As a child, I was the model kid in the block. You know, the one who never badgers you for a chocolate or a lollypop. Or a samosa or a panipuri. Or a burger or a pizza. It’s another story that we lived in an age when Pizza and Facebook hadn’t conquered minds. But anyway, you get the point. So whenever a mama or chacha would drop by with goodies for the baby, the baby wouldn’t be too happy. Those were the occasions when you’d be required to sample the food so that the guest could be sure you’d liked it. And I had very proper notions about eating. The quintessential no chaat-no fried-no sadak-ka-khaana school.

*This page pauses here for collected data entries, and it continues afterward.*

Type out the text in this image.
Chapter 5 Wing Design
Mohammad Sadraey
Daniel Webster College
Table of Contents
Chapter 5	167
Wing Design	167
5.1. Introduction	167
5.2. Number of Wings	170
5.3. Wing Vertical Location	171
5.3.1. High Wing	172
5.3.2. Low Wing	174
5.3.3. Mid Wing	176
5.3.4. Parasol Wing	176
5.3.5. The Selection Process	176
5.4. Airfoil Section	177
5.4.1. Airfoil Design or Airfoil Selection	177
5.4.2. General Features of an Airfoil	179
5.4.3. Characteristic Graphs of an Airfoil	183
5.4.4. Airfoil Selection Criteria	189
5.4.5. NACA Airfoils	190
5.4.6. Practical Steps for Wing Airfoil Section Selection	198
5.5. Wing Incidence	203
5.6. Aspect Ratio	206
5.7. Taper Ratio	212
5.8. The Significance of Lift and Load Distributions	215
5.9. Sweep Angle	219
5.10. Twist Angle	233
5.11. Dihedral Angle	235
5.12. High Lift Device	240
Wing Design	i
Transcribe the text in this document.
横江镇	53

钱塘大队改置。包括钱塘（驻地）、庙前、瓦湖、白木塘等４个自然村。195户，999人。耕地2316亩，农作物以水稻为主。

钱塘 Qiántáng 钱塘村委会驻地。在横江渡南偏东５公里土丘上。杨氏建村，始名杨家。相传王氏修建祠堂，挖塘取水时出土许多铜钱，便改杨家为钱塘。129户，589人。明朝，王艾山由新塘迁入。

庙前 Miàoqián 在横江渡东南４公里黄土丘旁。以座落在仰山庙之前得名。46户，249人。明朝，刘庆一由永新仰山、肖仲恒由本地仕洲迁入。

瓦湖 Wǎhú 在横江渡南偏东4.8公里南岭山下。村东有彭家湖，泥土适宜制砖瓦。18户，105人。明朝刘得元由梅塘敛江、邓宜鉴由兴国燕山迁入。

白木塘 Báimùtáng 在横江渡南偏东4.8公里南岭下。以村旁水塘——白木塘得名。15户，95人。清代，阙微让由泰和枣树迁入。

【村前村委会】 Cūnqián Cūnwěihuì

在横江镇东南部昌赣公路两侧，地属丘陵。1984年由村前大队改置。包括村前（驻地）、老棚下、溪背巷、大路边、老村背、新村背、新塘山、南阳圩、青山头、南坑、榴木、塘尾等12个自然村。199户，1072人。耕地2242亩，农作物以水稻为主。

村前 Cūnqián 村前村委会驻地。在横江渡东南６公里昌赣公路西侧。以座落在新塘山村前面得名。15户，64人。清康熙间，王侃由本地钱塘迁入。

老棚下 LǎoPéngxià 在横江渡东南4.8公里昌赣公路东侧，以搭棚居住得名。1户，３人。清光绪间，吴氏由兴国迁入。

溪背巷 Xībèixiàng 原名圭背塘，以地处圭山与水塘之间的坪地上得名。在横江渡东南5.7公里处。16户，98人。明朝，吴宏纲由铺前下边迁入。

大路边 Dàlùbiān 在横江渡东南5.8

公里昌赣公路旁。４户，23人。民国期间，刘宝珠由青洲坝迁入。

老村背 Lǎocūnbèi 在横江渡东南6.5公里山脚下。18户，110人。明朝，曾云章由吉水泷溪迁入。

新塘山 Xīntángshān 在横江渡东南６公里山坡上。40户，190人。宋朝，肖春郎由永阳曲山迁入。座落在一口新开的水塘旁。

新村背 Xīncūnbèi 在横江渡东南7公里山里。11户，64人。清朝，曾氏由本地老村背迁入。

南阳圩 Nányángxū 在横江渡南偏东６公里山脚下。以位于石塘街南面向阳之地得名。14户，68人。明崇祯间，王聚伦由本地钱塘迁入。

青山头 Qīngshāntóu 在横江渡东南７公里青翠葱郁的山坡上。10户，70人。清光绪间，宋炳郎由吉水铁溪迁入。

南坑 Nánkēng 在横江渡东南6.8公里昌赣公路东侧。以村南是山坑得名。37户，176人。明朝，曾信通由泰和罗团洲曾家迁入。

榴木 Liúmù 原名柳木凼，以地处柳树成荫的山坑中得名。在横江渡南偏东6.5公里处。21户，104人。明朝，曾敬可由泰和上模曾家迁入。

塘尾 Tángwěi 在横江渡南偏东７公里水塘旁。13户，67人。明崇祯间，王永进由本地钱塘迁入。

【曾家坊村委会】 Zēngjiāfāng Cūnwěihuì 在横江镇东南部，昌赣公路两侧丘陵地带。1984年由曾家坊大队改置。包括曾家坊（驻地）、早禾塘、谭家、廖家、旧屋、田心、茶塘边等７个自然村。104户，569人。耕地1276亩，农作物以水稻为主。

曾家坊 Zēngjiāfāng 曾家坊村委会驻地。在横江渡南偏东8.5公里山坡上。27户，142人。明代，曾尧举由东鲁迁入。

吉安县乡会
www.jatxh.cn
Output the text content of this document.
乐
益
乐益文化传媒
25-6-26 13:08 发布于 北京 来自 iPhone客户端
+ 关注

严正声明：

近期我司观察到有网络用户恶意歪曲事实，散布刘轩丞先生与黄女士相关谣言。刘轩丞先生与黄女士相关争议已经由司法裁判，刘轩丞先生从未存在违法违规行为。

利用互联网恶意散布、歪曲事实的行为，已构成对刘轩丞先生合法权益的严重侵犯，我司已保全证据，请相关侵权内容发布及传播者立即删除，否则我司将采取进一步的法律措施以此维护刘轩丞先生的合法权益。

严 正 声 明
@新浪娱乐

Even in my growing up days, food remained a very mundane chore. Meal times were something you had to get done with. Yes, they gave some scope for family conversations but in a small family like ours, that has never been a point at contention. Granny would be ready with my lunch when I returned from school and I would eat and do my homework simultaneously, often forgetting what I had eaten the moment I finished. Granny of course, loved the arrangement, considering she could overload the plate with karela and palak and I wouldn’t lift an eyebrow. So basically, the taste or the fulfillment factor of food is something that has always eluded me. I never knew it existed.
In the past two years however, I have discovered new territories. Thanks to Pune’s novel scenarios that forced me to meet the ‘taste’ in food – or the lack of it – I have now realized what I had been missing. It helps that the man is an out-and-out foodie who can stand anything but tasteless khaana. I am now well versed with the delights that lie in freshly cooked kababs, in good, hot soup and in the roadside dhaba that sells sponge dosas. I adore panipuri and like them spicy and soft and no longer do I turn up my nose at the pakoras that the perspiring bhaiya diligently fries.
Now, whenever I feel blue and nothing seems to change that colour, I try my best to reminisce and capture the whiff of good-old Pune and get Granny to cook me a nice new recipe. She obliges, only to groan when I drag her to a rigorous work-out session.